Ernestina-Morrissey’s Masts are Stepped!

The week of August 8, 2022 was rigging week for Ernestina-Morrissey! Tom Ward of Traditional Rigging, LLC and his crew have been working to fabricate the components of Ernestina-Morrissey‘s rig in their shop.  On Monday they “dressed” the masts. And on Tuesday the masts were raised by Cote Crane and Rigging’s crane and their skilled operators.
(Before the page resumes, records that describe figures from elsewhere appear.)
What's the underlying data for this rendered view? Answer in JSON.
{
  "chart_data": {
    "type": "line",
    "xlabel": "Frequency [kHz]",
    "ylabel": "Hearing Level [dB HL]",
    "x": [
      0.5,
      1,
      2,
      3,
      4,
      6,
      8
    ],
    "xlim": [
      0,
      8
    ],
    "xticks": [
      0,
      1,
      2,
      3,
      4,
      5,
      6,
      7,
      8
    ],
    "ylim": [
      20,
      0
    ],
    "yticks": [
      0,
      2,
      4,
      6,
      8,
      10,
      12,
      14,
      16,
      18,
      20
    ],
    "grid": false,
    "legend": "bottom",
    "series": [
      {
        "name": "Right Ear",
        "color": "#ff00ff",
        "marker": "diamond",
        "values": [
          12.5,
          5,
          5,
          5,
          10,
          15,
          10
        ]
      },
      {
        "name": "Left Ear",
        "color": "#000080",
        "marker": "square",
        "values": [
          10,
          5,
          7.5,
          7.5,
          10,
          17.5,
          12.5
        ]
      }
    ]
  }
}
As the masts were lowered (FYI: the main mast weighed 6900 pounds) the rigging crew, the shipyard crew and the Ernestina-Morrissey crew guided the tenon of the mast into the stepCheck this description and photo from Robert Mitchell, who has shared many photos with us for sharing with you during the last 7 years!

As they say, a picture is worth a thousand words:

The spars are "dressed" with all the standing rigging, carefully gathered up ready to be deployed when the mast is in place.

Ready to lower the main mast.

The main mast being guided by the crew on deck as the crew below gives directions to line up the tenon to the mortice and set the mast into the step.

You can see the main mast already stepped and the crane operator has the fore nearly vertical and is ready to lift it up and over the forward step.

Looking forward from aft of main mast. You can see the main boom is already in place. The crane is lowering the foremast.

Everyone wants to know about the mast coins.

Looking through the hole in the deck ready to receive the mast. In the mortise below, which will receive the mast's tenon, you can some of the coins placed there.

Mast coins. When we get details we will update this post.

Mast coins When we get details we will update this post.

Mast coins in mortise When we get details we will update this post.

Mast coins in mortise When we get details we will update this post.

Crew aloft rigging stays.

Foredeck from aloft.

Looking down to the aft deck. The boom is in place. Captain Krihwan inspects.

The fore shrouds are in place, the crew is sorting out the stays.

Masts are in! Wednesday the rigging continues! "The crew will be hard at work tensioning the rig and getting ready to hang blocks" for the running rigging.